I am building some AR(1) process models, and I want to generate some posterior predictive distributions. In my reading of the documentation/internet I see everyone use _rng functions. Why is that necessary? What is the difference between

generated quantities {
matrix[T, NC] Y_pred; //predictions
for (c in 1:NC){
Y_pred[1,c]=Y[1,c];
for (t in 2:T){
Y_pred[t,c] = normal_rng(alpha[c] + beta[c] * Y[t-1,c],sigma[c]);
}
}
}

and

generated quantities {
matrix[T, NC] Y_pred; //predictions
for (c in 1:NC){
Y_pred[1,c]=Y[1,c];
for (t in 2:T){
Y_pred[t,c] = alpha[c] + beta[c] * Y[t-1,c];
}
}
}

The former reflects the fact that even if two observations have the same value of alpha[c] + beta[c] * Y[t - 1, c] they will have different values of Y[t, c] due to noise / measurement error / etc. It also reflects your uncertainty in sigma, which is the standard deviation of said noise / measurement error / etc. As such, the posterior predictive distribution should closely resemble the marginal distribution of the data, whereas it will not β even when the model fits well β for the latter way you describe, which is not even a posterior predictive distribution but rather the posterior distribution of the conditional mean of the outcome. So, the first way is right and the second way is wrong for most purposes.
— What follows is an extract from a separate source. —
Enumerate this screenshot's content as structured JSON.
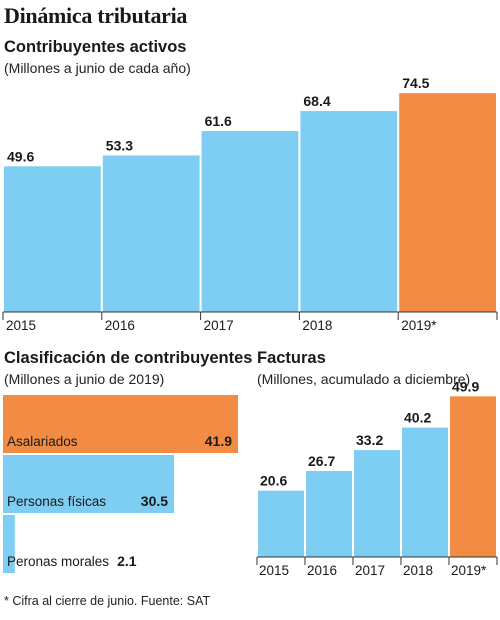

I am curious about the following. Would appreciate your straightening out any misconception.

If in the end, one would only use the mean of the posterior predictive distribution to compare against point forecasts from other non-Bayesian methods, does it mean starting with rng is redundant? Because the random number generated is independent of the estimated parameters. Taking expectations successively (first one the random number, then on the parameters) will end up with the same mean (right?).

(I know focusing only on point forecasts is odd to Bayesians. But I am coming from the non-Bayesian world and using Stan for its convenience in modeling multiple aspects of a problem in an integral way. I believe my audience would care more about whether the complexity would take them somewhere in terms of assessment criteria that they are more familiar with than using density-forecast based approaches.)

Even in non-bayesian area, you can compute a predictive distribution!

The point/distribution difference is not about prediction, but about parameters. You can get point estimates maximazing the likelihood for mean and dispersion, or you can get a posterior distribution of mean and dispersion. In both cases, you can use mean(s) and dispersion(s) to generate a predictive distribution to compare to your data.

Now, you could be only interested in the value of mu and the uncertainty around it. You could use for that point estimate with a non-really-interpretable confidence interval. Or use the ready to interpret posterior distribution.

The major differences, I think, is that we tend to give more importance to modelling the noise in the bayesian area. The noise around the mean is part of the data generating process, and failing to model it is simply failing to model the process we are interested in. For exemple, I stopped recently to be interested by r2, because I donβt want my data point to be closely around my means, I want instead to be sure to unterstand how the dispersion occured. A high r2 would have given a less interesting result!